Resizing a window moves it
Hello,
Resizing a Window can cause the window to go outside of the boundaries of the screen and allows the window to be extended over the side or top panels, where it normally cannot be dragged. This can be reproduced more easily on a smaller screen space on desktop.

I wanted to fix this, but I think this is by design. Looking at the following snippet: https://github.com/emilk/egui/blob/f5c372910c0ad659526397d03404b179f14e22a5/egui/src/context.rs#L487-L516
Now the discussion is, should we limit it to the screen size or should we keep as designed?
One idea I have is to make it configurable. If a overlap_panels flag is set then overlap the panels, if not go under them.
I thought this a good first issue for me so I'll try to add that flag. If I succeed I will send a PR.
I had actually tried playing around with this method as to simply constrain the window bounds within the area but could still drag it outside of the screen, so I suspected that something else might be going on here. However, I could've totally missed something!
Before adding anything like this though, its probably better getting @emilk 's input on the matter.
👋
To understand the motivation of the current behavior: resize the egui frame window to the size of a phone screen (or open the web demo on a mobile phone). Some windows are too wide to fit the screen, and all need to be able to cover the side bar to fit. When the screen is wide enough, however, I think it makes sense to only allow the windows on the central panel area. I agree this is a bit confusing. An option to toggle the behavior would not solve the core problem. I think the best solution (from a UI perspective) is to have a collapsible side bar so that for phone screens the side bar becomes a hamburger-menu or similar. That way the "allow windows to overlap sidebar" feature wouldn't be needed.

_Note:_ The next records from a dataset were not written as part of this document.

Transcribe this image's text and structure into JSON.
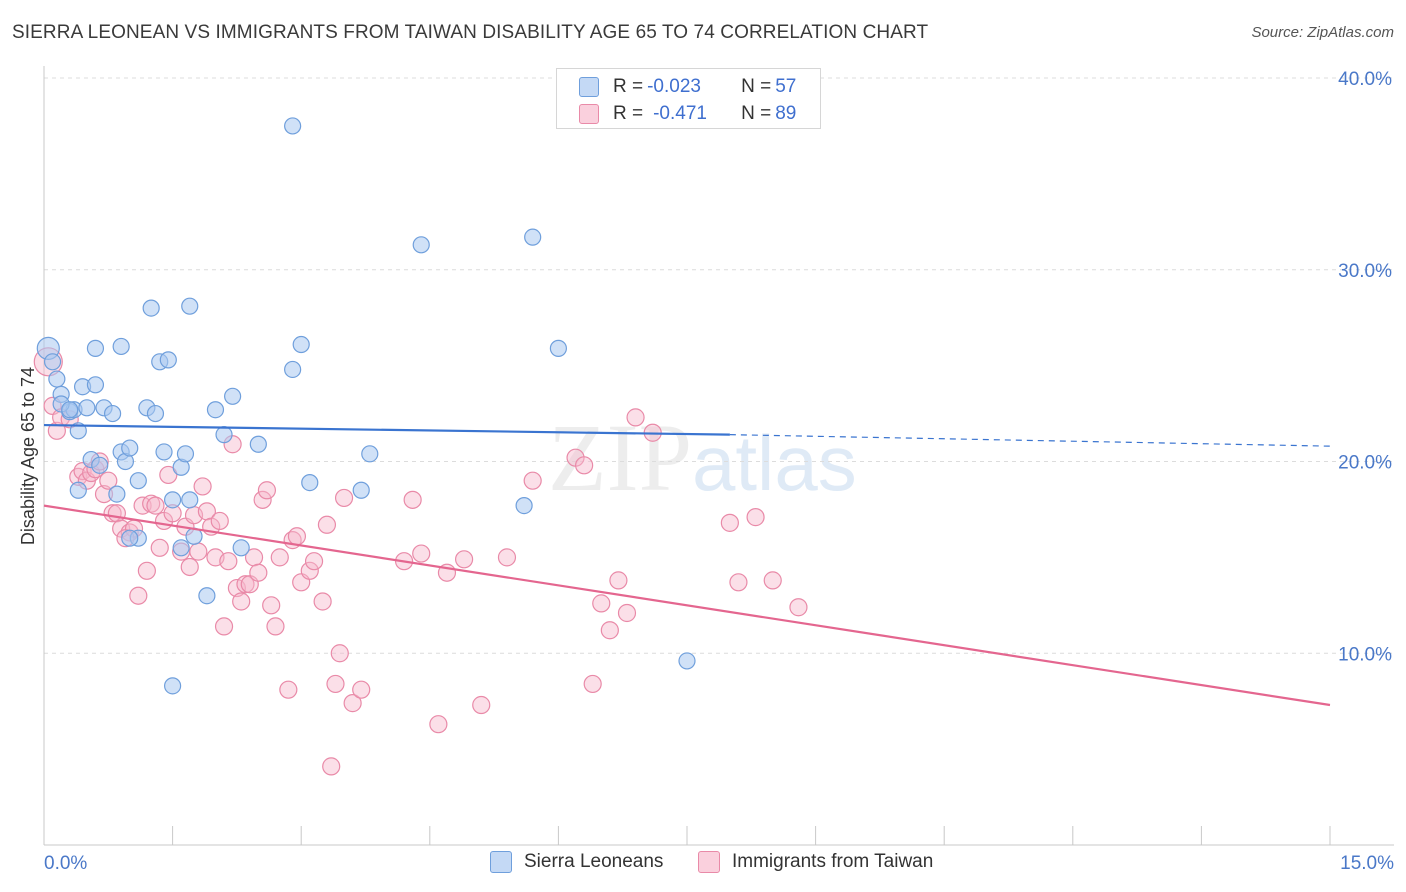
{
  "title": "SIERRA LEONEAN VS IMMIGRANTS FROM TAIWAN DISABILITY AGE 65 TO 74 CORRELATION CHART",
  "source": "Source: ZipAtlas.com",
  "watermark": {
    "zip": "ZIP",
    "atlas": "atlas"
  },
  "legend_top": {
    "row1": {
      "r_label": "R = ",
      "r_value": "-0.023",
      "n_label": "N = ",
      "n_value": "57"
    },
    "row2": {
      "r_label": "R = ",
      "r_value": "-0.471",
      "n_label": "N = ",
      "n_value": "89"
    }
  },
  "legend_bottom": {
    "series1": "Sierra Leoneans",
    "series2": "Immigrants from Taiwan"
  },
  "colors": {
    "blue_fill": "#a9c8f0",
    "blue_stroke": "#6f9fdc",
    "blue_line": "#3a74d0",
    "pink_fill": "#f6b9cc",
    "pink_stroke": "#e98aa8",
    "pink_line": "#e4668f",
    "grid": "#dcdcdc",
    "tick_text": "#4a78c8"
  },
  "chart_data": {
    "type": "scatter",
    "title": "SIERRA LEONEAN VS IMMIGRANTS FROM TAIWAN DISABILITY AGE 65 TO 74 CORRELATION CHART",
    "xlabel": "",
    "ylabel": "Disability Age 65 to 74",
    "xlim": [
      0,
      15
    ],
    "ylim": [
      0,
      40
    ],
    "x_tick_labels": [
      "0.0%",
      "15.0%"
    ],
    "y_ticks": [
      10,
      20,
      30,
      40
    ],
    "y_tick_labels": [
      "10.0%",
      "20.0%",
      "30.0%",
      "40.0%"
    ],
    "grid": true,
    "legend_position": "top-center",
    "series": [
      {
        "name": "Sierra Leoneans",
        "r": -0.023,
        "n": 57,
        "trend": {
          "x0": 0,
          "y0": 21.9,
          "x1": 8.0,
          "y1": 21.4,
          "dash_to_x": 15,
          "dash_to_y": 20.8
        },
        "points": [
          [
            0.05,
            25.9
          ],
          [
            0.1,
            25.2
          ],
          [
            0.15,
            24.3
          ],
          [
            0.2,
            23.5
          ],
          [
            0.3,
            22.6
          ],
          [
            0.35,
            22.7
          ],
          [
            0.4,
            21.6
          ],
          [
            0.2,
            23.0
          ],
          [
            0.45,
            23.9
          ],
          [
            0.5,
            22.8
          ],
          [
            0.6,
            24.0
          ],
          [
            0.7,
            22.8
          ],
          [
            0.8,
            22.5
          ],
          [
            0.9,
            20.5
          ],
          [
            0.95,
            20.0
          ],
          [
            0.85,
            18.3
          ],
          [
            0.55,
            20.1
          ],
          [
            0.65,
            19.8
          ],
          [
            0.4,
            18.5
          ],
          [
            1.0,
            20.7
          ],
          [
            1.1,
            19.0
          ],
          [
            1.2,
            22.8
          ],
          [
            1.1,
            16.0
          ],
          [
            1.3,
            22.5
          ],
          [
            1.25,
            28.0
          ],
          [
            1.35,
            25.2
          ],
          [
            1.45,
            25.3
          ],
          [
            1.4,
            20.5
          ],
          [
            1.5,
            18.0
          ],
          [
            1.6,
            19.7
          ],
          [
            1.65,
            20.4
          ],
          [
            1.7,
            18.0
          ],
          [
            1.6,
            15.5
          ],
          [
            1.75,
            16.1
          ],
          [
            1.5,
            8.3
          ],
          [
            1.9,
            13.0
          ],
          [
            2.0,
            22.7
          ],
          [
            1.7,
            28.1
          ],
          [
            2.1,
            21.4
          ],
          [
            2.2,
            23.4
          ],
          [
            2.3,
            15.5
          ],
          [
            2.5,
            20.9
          ],
          [
            2.9,
            24.8
          ],
          [
            3.0,
            26.1
          ],
          [
            2.9,
            37.5
          ],
          [
            3.1,
            18.9
          ],
          [
            3.7,
            18.5
          ],
          [
            3.8,
            20.4
          ],
          [
            4.4,
            31.3
          ],
          [
            5.7,
            31.7
          ],
          [
            5.6,
            17.7
          ],
          [
            6.0,
            25.9
          ],
          [
            7.5,
            9.6
          ],
          [
            1.0,
            16.0
          ],
          [
            0.3,
            22.7
          ],
          [
            0.6,
            25.9
          ],
          [
            0.9,
            26.0
          ]
        ]
      },
      {
        "name": "Immigrants from Taiwan",
        "r": -0.471,
        "n": 89,
        "trend": {
          "x0": 0,
          "y0": 17.7,
          "x1": 15,
          "y1": 7.3
        },
        "points": [
          [
            0.05,
            25.2
          ],
          [
            0.1,
            22.9
          ],
          [
            0.15,
            21.6
          ],
          [
            0.2,
            22.3
          ],
          [
            0.3,
            22.2
          ],
          [
            0.4,
            19.2
          ],
          [
            0.45,
            19.5
          ],
          [
            0.5,
            19.0
          ],
          [
            0.55,
            19.4
          ],
          [
            0.6,
            19.6
          ],
          [
            0.65,
            20.0
          ],
          [
            0.7,
            18.3
          ],
          [
            0.75,
            19.0
          ],
          [
            0.8,
            17.3
          ],
          [
            0.85,
            17.3
          ],
          [
            0.9,
            16.5
          ],
          [
            1.0,
            16.3
          ],
          [
            1.05,
            16.5
          ],
          [
            0.95,
            16.0
          ],
          [
            1.1,
            13.0
          ],
          [
            1.15,
            17.7
          ],
          [
            1.2,
            14.3
          ],
          [
            1.25,
            17.8
          ],
          [
            1.3,
            17.7
          ],
          [
            1.35,
            15.5
          ],
          [
            1.4,
            16.9
          ],
          [
            1.45,
            19.3
          ],
          [
            1.5,
            17.3
          ],
          [
            1.6,
            15.3
          ],
          [
            1.65,
            16.6
          ],
          [
            1.7,
            14.5
          ],
          [
            1.75,
            17.2
          ],
          [
            1.8,
            15.3
          ],
          [
            1.85,
            18.7
          ],
          [
            1.9,
            17.4
          ],
          [
            1.95,
            16.6
          ],
          [
            2.0,
            15.0
          ],
          [
            2.05,
            16.9
          ],
          [
            2.1,
            11.4
          ],
          [
            2.15,
            14.8
          ],
          [
            2.2,
            20.9
          ],
          [
            2.25,
            13.4
          ],
          [
            2.3,
            12.7
          ],
          [
            2.35,
            13.6
          ],
          [
            2.4,
            13.6
          ],
          [
            2.45,
            15.0
          ],
          [
            2.5,
            14.2
          ],
          [
            2.55,
            18.0
          ],
          [
            2.6,
            18.5
          ],
          [
            2.65,
            12.5
          ],
          [
            2.7,
            11.4
          ],
          [
            2.75,
            15.0
          ],
          [
            2.85,
            8.1
          ],
          [
            2.9,
            15.9
          ],
          [
            2.95,
            16.1
          ],
          [
            3.0,
            13.7
          ],
          [
            3.1,
            14.3
          ],
          [
            3.15,
            14.8
          ],
          [
            3.25,
            12.7
          ],
          [
            3.3,
            16.7
          ],
          [
            3.35,
            4.1
          ],
          [
            3.4,
            8.4
          ],
          [
            3.45,
            10.0
          ],
          [
            3.5,
            18.1
          ],
          [
            3.6,
            7.4
          ],
          [
            3.7,
            8.1
          ],
          [
            4.2,
            14.8
          ],
          [
            4.3,
            18.0
          ],
          [
            4.4,
            15.2
          ],
          [
            4.6,
            6.3
          ],
          [
            4.7,
            14.2
          ],
          [
            4.9,
            14.9
          ],
          [
            5.1,
            7.3
          ],
          [
            5.4,
            15.0
          ],
          [
            5.7,
            19.0
          ],
          [
            6.2,
            20.2
          ],
          [
            6.3,
            19.8
          ],
          [
            6.4,
            8.4
          ],
          [
            6.5,
            12.6
          ],
          [
            6.6,
            11.2
          ],
          [
            6.7,
            13.8
          ],
          [
            6.8,
            12.1
          ],
          [
            6.9,
            22.3
          ],
          [
            7.1,
            21.5
          ],
          [
            8.0,
            16.8
          ],
          [
            8.1,
            13.7
          ],
          [
            8.3,
            17.1
          ],
          [
            8.5,
            13.8
          ],
          [
            8.8,
            12.4
          ]
        ]
      }
    ]
  }
}
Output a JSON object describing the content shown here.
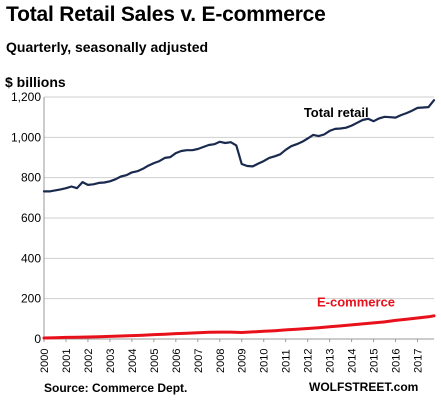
{
  "chart_data": {
    "type": "line",
    "title": "Total Retail Sales v. E-commerce",
    "subtitle": "Quarterly, seasonally adjusted",
    "ylabel": "$ billions",
    "xlabel": "",
    "ylim": [
      0,
      1200
    ],
    "yticks": [
      0,
      200,
      400,
      600,
      800,
      1000,
      1200
    ],
    "ytick_labels": [
      "0",
      "200",
      "400",
      "600",
      "800",
      "1,000",
      "1,200"
    ],
    "xlim": [
      2000,
      2017.75
    ],
    "xticks": [
      "2000",
      "2001",
      "2002",
      "2003",
      "2004",
      "2005",
      "2006",
      "2007",
      "2008",
      "2009",
      "2010",
      "2011",
      "2012",
      "2013",
      "2014",
      "2015",
      "2016",
      "2017"
    ],
    "grid": true,
    "annotations": [
      {
        "text": "Total retail",
        "color": "#000000",
        "at_year": 2013.3,
        "at_value": 1100
      },
      {
        "text": "E-commerce",
        "color": "#e8111b",
        "at_year": 2014.2,
        "at_value": 160
      }
    ],
    "series": [
      {
        "name": "Total retail",
        "color": "#1a2a4f",
        "x": [
          2000,
          2000.25,
          2000.5,
          2000.75,
          2001,
          2001.25,
          2001.5,
          2001.75,
          2002,
          2002.25,
          2002.5,
          2002.75,
          2003,
          2003.25,
          2003.5,
          2003.75,
          2004,
          2004.25,
          2004.5,
          2004.75,
          2005,
          2005.25,
          2005.5,
          2005.75,
          2006,
          2006.25,
          2006.5,
          2006.75,
          2007,
          2007.25,
          2007.5,
          2007.75,
          2008,
          2008.25,
          2008.5,
          2008.75,
          2009,
          2009.25,
          2009.5,
          2009.75,
          2010,
          2010.25,
          2010.5,
          2010.75,
          2011,
          2011.25,
          2011.5,
          2011.75,
          2012,
          2012.25,
          2012.5,
          2012.75,
          2013,
          2013.25,
          2013.5,
          2013.75,
          2014,
          2014.25,
          2014.5,
          2014.75,
          2015,
          2015.25,
          2015.5,
          2015.75,
          2016,
          2016.25,
          2016.5,
          2016.75,
          2017,
          2017.25,
          2017.5,
          2017.75
        ],
        "values": [
          732,
          732,
          737,
          742,
          748,
          756,
          748,
          778,
          764,
          767,
          774,
          776,
          782,
          792,
          806,
          812,
          826,
          832,
          844,
          860,
          872,
          882,
          898,
          902,
          922,
          932,
          936,
          936,
          942,
          952,
          962,
          966,
          978,
          972,
          976,
          960,
          868,
          858,
          856,
          870,
          882,
          898,
          906,
          916,
          938,
          956,
          966,
          978,
          994,
          1012,
          1006,
          1014,
          1032,
          1042,
          1044,
          1048,
          1058,
          1072,
          1086,
          1092,
          1080,
          1094,
          1102,
          1100,
          1098,
          1110,
          1120,
          1132,
          1146,
          1148,
          1150,
          1184
        ]
      },
      {
        "name": "E-commerce",
        "color": "#e8111b",
        "x": [
          2000,
          2000.5,
          2001,
          2001.5,
          2002,
          2002.5,
          2003,
          2003.5,
          2004,
          2004.5,
          2005,
          2005.5,
          2006,
          2006.5,
          2007,
          2007.5,
          2008,
          2008.5,
          2009,
          2009.5,
          2010,
          2010.5,
          2011,
          2011.5,
          2012,
          2012.5,
          2013,
          2013.5,
          2014,
          2014.5,
          2015,
          2015.5,
          2016,
          2016.5,
          2017,
          2017.5,
          2017.75
        ],
        "values": [
          5,
          6,
          8,
          9,
          10,
          11,
          13,
          15,
          17,
          19,
          22,
          24,
          27,
          29,
          31,
          33,
          34,
          34,
          32,
          35,
          38,
          41,
          45,
          48,
          52,
          56,
          61,
          65,
          70,
          75,
          80,
          85,
          92,
          98,
          104,
          110,
          115
        ]
      }
    ]
  },
  "footer": {
    "source": "Source: Commerce Dept.",
    "credit": "WOLFSTREET.com"
  }
}
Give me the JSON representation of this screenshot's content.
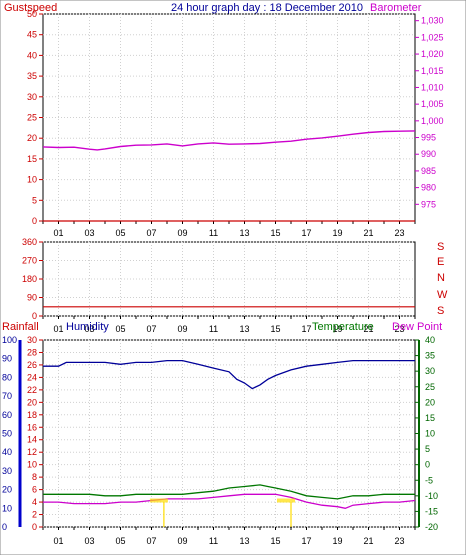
{
  "colors": {
    "red": "#cc0000",
    "magenta": "#cc00cc",
    "navy": "#000099",
    "green": "#007700",
    "darkgreen": "#006600",
    "blue": "#0000cc",
    "yellow": "#ffdd00",
    "grid": "#d0d0d0",
    "axis": "#000000"
  },
  "header": {
    "left_label": "Gustspeed",
    "title": "24 hour graph day : 18 December 2010",
    "right_label": "Barometer"
  },
  "wind_dir_letters": [
    "S",
    "E",
    "N",
    "W",
    "S"
  ],
  "legend_bottom": {
    "rainfall": "Rainfall",
    "humidity": "Humidity",
    "temperature": "Temperature",
    "dew_point": "Dew Point"
  },
  "x_ticks": [
    "01",
    "03",
    "05",
    "07",
    "09",
    "11",
    "13",
    "15",
    "17",
    "19",
    "21",
    "23"
  ],
  "chart_data": [
    {
      "type": "line",
      "title": "24 hour graph day : 18 December 2010",
      "left_axis": {
        "label": "Gustspeed",
        "ticks": [
          0,
          5,
          10,
          15,
          20,
          25,
          30,
          35,
          40,
          45,
          50
        ],
        "ylim": [
          0,
          50
        ]
      },
      "right_axis": {
        "label": "Barometer",
        "ticks": [
          975,
          980,
          985,
          990,
          995,
          1000,
          1005,
          1010,
          1015,
          1020,
          1025,
          1030
        ],
        "ylim": [
          970,
          1032
        ]
      },
      "grid": true,
      "series": [
        {
          "name": "Gustspeed",
          "axis": "left",
          "x": [
            0,
            24
          ],
          "y": [
            0,
            0
          ]
        },
        {
          "name": "Barometer",
          "axis": "right",
          "x": [
            0,
            1,
            2,
            3,
            3.5,
            4,
            5,
            6,
            7,
            8,
            9,
            10,
            11,
            12,
            13,
            14,
            15,
            16,
            17,
            18,
            19,
            20,
            21,
            22,
            23,
            24
          ],
          "y": [
            992.2,
            992.0,
            992.1,
            991.5,
            991.3,
            991.6,
            992.3,
            992.7,
            992.8,
            993.1,
            992.5,
            993.1,
            993.4,
            993.0,
            993.1,
            993.2,
            993.6,
            993.9,
            994.5,
            994.9,
            995.4,
            996.0,
            996.5,
            996.8,
            996.9,
            997.0
          ]
        }
      ]
    },
    {
      "type": "line",
      "left_axis": {
        "ticks": [
          0,
          90,
          180,
          270,
          360
        ],
        "ylim": [
          0,
          360
        ]
      },
      "right_axis": {
        "labels": [
          "S",
          "E",
          "N",
          "W",
          "S"
        ]
      },
      "grid": true,
      "series": [
        {
          "name": "Wind direction",
          "x": [
            0,
            24
          ],
          "y": [
            45,
            45
          ]
        }
      ]
    },
    {
      "type": "line",
      "left_axis": {
        "ticks": [
          0,
          10,
          20,
          30,
          40,
          50,
          60,
          70,
          80,
          90,
          100
        ],
        "ylim": [
          0,
          100
        ]
      },
      "mid_axis": {
        "ticks": [
          0,
          2,
          4,
          6,
          8,
          10,
          12,
          14,
          16,
          18,
          20,
          22,
          24,
          26,
          28,
          30
        ],
        "ylim": [
          0,
          30
        ]
      },
      "right_axis": {
        "ticks": [
          -20,
          -15,
          -10,
          -5,
          0,
          5,
          10,
          15,
          20,
          25,
          30,
          35,
          40
        ],
        "ylim": [
          -20,
          40
        ]
      },
      "grid": true,
      "series": [
        {
          "name": "Humidity",
          "axis": "left",
          "x": [
            0,
            1,
            1.5,
            2,
            3,
            4,
            5,
            6,
            7,
            8,
            9,
            10,
            11,
            12,
            12.5,
            13,
            13.5,
            14,
            14.5,
            15,
            16,
            17,
            18,
            19,
            20,
            21,
            22,
            23,
            24
          ],
          "y": [
            86,
            86,
            88,
            88,
            88,
            88,
            87,
            88,
            88,
            89,
            89,
            87,
            85,
            83,
            79,
            77,
            74,
            76,
            79,
            81,
            84,
            86,
            87,
            88,
            89,
            89,
            89,
            89,
            89
          ]
        },
        {
          "name": "Temperature",
          "axis": "right",
          "x": [
            0,
            1,
            2,
            3,
            4,
            5,
            6,
            7,
            8,
            9,
            10,
            11,
            12,
            13,
            14,
            14.5,
            15,
            16,
            17,
            18,
            19,
            20,
            21,
            22,
            23,
            24
          ],
          "y": [
            -9.5,
            -9.5,
            -9.5,
            -9.5,
            -10,
            -10,
            -9.5,
            -9.5,
            -9.5,
            -9.5,
            -9,
            -8.5,
            -7.5,
            -7,
            -6.5,
            -7,
            -7.5,
            -8.5,
            -10,
            -10.5,
            -11,
            -10,
            -10,
            -9.5,
            -9.5,
            -9.5
          ]
        },
        {
          "name": "Dew Point",
          "axis": "right",
          "x": [
            0,
            1,
            2,
            3,
            4,
            5,
            6,
            7,
            8,
            9,
            10,
            11,
            12,
            13,
            14,
            15,
            16,
            17,
            18,
            19,
            19.5,
            20,
            21,
            22,
            23,
            24
          ],
          "y": [
            -12,
            -12,
            -12.5,
            -12.5,
            -12.5,
            -12,
            -12,
            -11.5,
            -11,
            -11,
            -11,
            -10.5,
            -10,
            -9.5,
            -9.5,
            -9.5,
            -10.5,
            -12,
            -13,
            -13.5,
            -14,
            -13,
            -12.5,
            -12,
            -12,
            -11.5
          ]
        },
        {
          "name": "Rainfall",
          "axis": "mid",
          "x": [
            7.8,
            16.0
          ],
          "y": [
            0.2,
            0.2
          ]
        }
      ]
    }
  ]
}
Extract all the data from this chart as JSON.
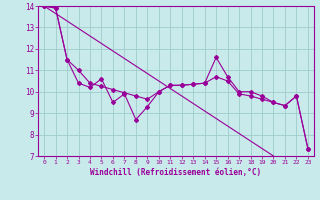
{
  "xlabel": "Windchill (Refroidissement éolien,°C)",
  "bg_color": "#c8eaea",
  "grid_color": "#a0cccc",
  "line_color": "#990099",
  "x_data": [
    0,
    1,
    2,
    3,
    4,
    5,
    6,
    7,
    8,
    9,
    10,
    11,
    12,
    13,
    14,
    15,
    16,
    17,
    18,
    19,
    20,
    21,
    22,
    23
  ],
  "y_jagged": [
    14.0,
    13.9,
    11.5,
    10.4,
    10.2,
    10.6,
    9.5,
    9.9,
    8.7,
    9.3,
    10.0,
    10.3,
    10.3,
    10.35,
    10.4,
    11.6,
    10.7,
    10.0,
    10.0,
    9.8,
    9.5,
    9.35,
    9.8,
    7.35
  ],
  "y_smooth": [
    14.0,
    13.9,
    11.5,
    11.0,
    10.4,
    10.25,
    10.1,
    9.95,
    9.8,
    9.65,
    10.0,
    10.3,
    10.3,
    10.35,
    10.4,
    10.7,
    10.5,
    9.9,
    9.8,
    9.65,
    9.5,
    9.35,
    9.8,
    7.35
  ],
  "y_trend": [
    14.0,
    13.65,
    13.3,
    12.95,
    12.6,
    12.25,
    11.9,
    11.55,
    11.2,
    10.85,
    10.5,
    10.15,
    9.8,
    9.45,
    9.1,
    8.75,
    8.4,
    8.05,
    7.7,
    7.35,
    7.0,
    6.65,
    6.3,
    5.95
  ],
  "ylim": [
    7,
    14
  ],
  "xlim": [
    -0.5,
    23.5
  ],
  "yticks": [
    7,
    8,
    9,
    10,
    11,
    12,
    13,
    14
  ]
}
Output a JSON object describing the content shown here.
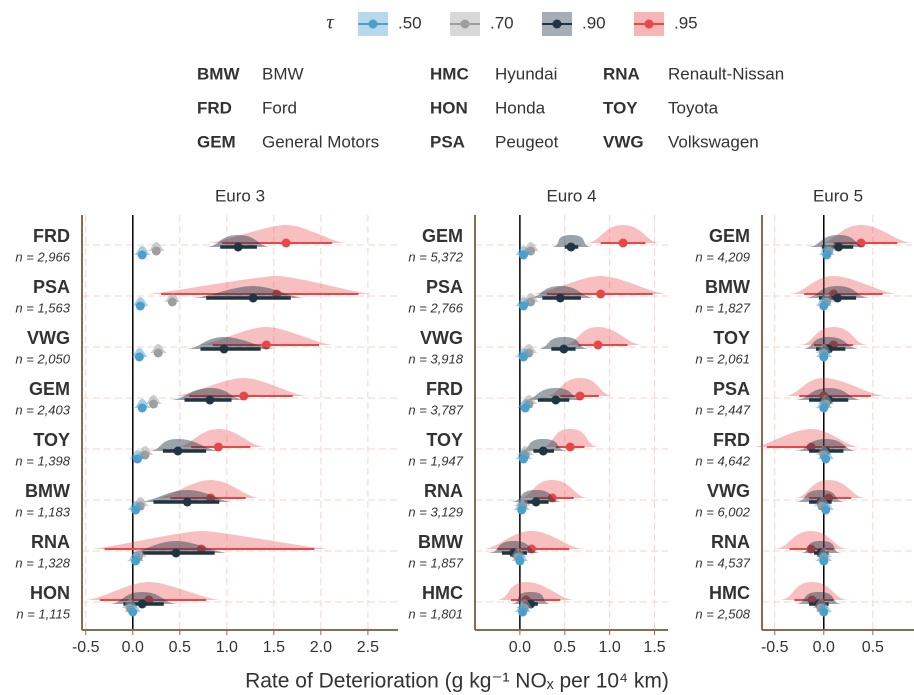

Some of the other confusing behavior in the gif comes from making the widget windows very large. In many cases it may make sense to have a maximum width, or restricting the resizing mouse cursor to the inside of the screen.
There is also the separate issue of moving a window by dragging the top edge of it: this is more of a bug, or an artifact of how resizing is done. It is a bit hard to handle it well in immediate mode without frame delay.